Sunday, December 23, 2012

Edward Lear born in 1812

2012 has been the National Year of Reading here is Australia but until last week I did not know it was also the anniversary of the birth of Edward Lear.  He is best known for The Owl and the Pussycat but he wrote so many other nonsense verses and famous limericks. Something I did not know, he was also a very skilled illustrator of birds and mammals.

You can listen to a fabulous broadcast about his work here. I was interested to learn Lear painted some Australian fauna sent back to England by John Gould including budgerigars.  He also found inspiration for some of his character names from the local names given to specimens in the Royal Society collection.

Here is a quote from the radio program

A lot of the animals when they came in had really strange local names, like there was an eland that was called the Ging-e-Jonga, and other animals with really quite strange and exotic names; Whiskered Yarke, which I think was a monkey, the Aequitoon, I think they were deer. A lot of them were Indian actually but they were names given to them in their original countries, so when they arrived back they arrived with names like the Jungli-bukra. I think it's an antelope, again it's an Indian one.

Charles Darwin also used the drawings of Edward Lear.

 In my collection I have a copy of The new Vestments with illustrations by Arnold Lobel - marvelous black and white line drawings.

"By way of a hat he'd a loaf of Brown Bread
In the middle of which he inserted his head.
His shirt was made up of no end of dead Mice,
The warmth of whose skins was quite fluffy and nice."

I first encountered a picture book of this one with an altered title The old man and the edible suit.
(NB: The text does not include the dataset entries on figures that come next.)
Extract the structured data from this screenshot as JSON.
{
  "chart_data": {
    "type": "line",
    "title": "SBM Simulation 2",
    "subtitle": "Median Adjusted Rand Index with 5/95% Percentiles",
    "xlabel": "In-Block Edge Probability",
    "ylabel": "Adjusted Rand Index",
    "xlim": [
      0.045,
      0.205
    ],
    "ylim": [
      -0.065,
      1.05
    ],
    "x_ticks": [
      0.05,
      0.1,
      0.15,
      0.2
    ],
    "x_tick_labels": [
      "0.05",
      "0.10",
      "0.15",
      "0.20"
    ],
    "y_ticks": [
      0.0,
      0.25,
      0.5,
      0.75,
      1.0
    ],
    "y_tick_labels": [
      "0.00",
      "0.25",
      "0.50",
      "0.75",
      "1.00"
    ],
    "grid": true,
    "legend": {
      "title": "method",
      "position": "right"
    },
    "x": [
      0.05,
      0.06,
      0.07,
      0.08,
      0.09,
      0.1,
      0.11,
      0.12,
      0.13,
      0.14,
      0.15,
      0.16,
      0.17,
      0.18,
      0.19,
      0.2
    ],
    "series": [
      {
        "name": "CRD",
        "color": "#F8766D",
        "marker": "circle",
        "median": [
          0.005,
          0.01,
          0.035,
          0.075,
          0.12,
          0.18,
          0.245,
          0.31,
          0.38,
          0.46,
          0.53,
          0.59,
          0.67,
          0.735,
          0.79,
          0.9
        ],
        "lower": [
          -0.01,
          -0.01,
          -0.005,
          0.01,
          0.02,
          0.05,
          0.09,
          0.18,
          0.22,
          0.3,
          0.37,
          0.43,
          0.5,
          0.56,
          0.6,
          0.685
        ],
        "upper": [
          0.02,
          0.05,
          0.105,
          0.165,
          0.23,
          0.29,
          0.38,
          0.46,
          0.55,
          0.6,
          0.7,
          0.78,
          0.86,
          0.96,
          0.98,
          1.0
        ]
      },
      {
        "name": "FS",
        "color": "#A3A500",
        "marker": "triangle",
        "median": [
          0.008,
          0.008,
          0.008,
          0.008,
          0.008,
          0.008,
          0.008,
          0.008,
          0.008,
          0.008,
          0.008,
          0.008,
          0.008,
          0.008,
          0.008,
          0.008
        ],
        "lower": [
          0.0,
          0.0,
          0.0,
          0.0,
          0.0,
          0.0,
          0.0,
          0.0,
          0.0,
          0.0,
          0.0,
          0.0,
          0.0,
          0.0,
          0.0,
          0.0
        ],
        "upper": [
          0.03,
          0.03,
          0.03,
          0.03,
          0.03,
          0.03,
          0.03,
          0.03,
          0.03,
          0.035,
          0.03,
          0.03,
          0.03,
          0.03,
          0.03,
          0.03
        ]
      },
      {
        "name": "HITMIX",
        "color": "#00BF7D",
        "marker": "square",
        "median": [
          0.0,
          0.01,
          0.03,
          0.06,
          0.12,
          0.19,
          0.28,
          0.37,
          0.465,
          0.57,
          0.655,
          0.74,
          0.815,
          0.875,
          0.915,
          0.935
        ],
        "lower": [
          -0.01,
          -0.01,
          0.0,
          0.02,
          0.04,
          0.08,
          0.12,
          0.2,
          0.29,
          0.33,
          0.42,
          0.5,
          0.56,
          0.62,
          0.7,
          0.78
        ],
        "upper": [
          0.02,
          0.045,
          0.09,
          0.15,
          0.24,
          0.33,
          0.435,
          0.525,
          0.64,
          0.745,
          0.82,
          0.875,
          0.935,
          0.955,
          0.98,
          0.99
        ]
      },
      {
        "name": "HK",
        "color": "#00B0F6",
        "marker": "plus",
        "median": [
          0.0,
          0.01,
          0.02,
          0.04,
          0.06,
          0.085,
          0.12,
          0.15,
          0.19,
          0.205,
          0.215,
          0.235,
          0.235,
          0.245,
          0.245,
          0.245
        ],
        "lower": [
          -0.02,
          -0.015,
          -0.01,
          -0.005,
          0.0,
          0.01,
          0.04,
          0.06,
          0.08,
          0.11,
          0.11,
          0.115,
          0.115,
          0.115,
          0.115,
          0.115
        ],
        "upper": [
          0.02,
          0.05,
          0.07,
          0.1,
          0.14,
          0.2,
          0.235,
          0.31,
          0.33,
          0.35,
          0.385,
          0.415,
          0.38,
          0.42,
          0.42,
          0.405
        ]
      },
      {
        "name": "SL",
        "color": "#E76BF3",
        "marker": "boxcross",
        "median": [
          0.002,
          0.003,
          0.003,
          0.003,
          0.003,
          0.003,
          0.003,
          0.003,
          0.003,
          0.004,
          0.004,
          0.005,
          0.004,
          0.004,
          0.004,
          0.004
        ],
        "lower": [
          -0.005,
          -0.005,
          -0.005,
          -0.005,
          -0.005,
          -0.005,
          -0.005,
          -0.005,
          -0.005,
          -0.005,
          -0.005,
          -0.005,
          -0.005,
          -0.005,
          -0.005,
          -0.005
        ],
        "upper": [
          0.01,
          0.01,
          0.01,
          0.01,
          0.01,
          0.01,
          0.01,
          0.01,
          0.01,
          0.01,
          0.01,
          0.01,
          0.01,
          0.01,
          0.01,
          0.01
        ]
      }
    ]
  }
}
This is not in our library but I have included a picture of the cover below.

We have over ten editions of The Owl and the Pussycat in our library including audio versions and big books.  It is fun to read this famous poem and see the variety of ways illustrators have interpreted things like the pea green boat and the wonderful runcible spoo not to mention the owl and the pussycat themselves. I am sorry to have missed this, but May 12th was The Owl and the Pussycat day - Edward Lear's birthday.  By the way runcible is a word that if found in some dictionaries thanks to Edward Lear.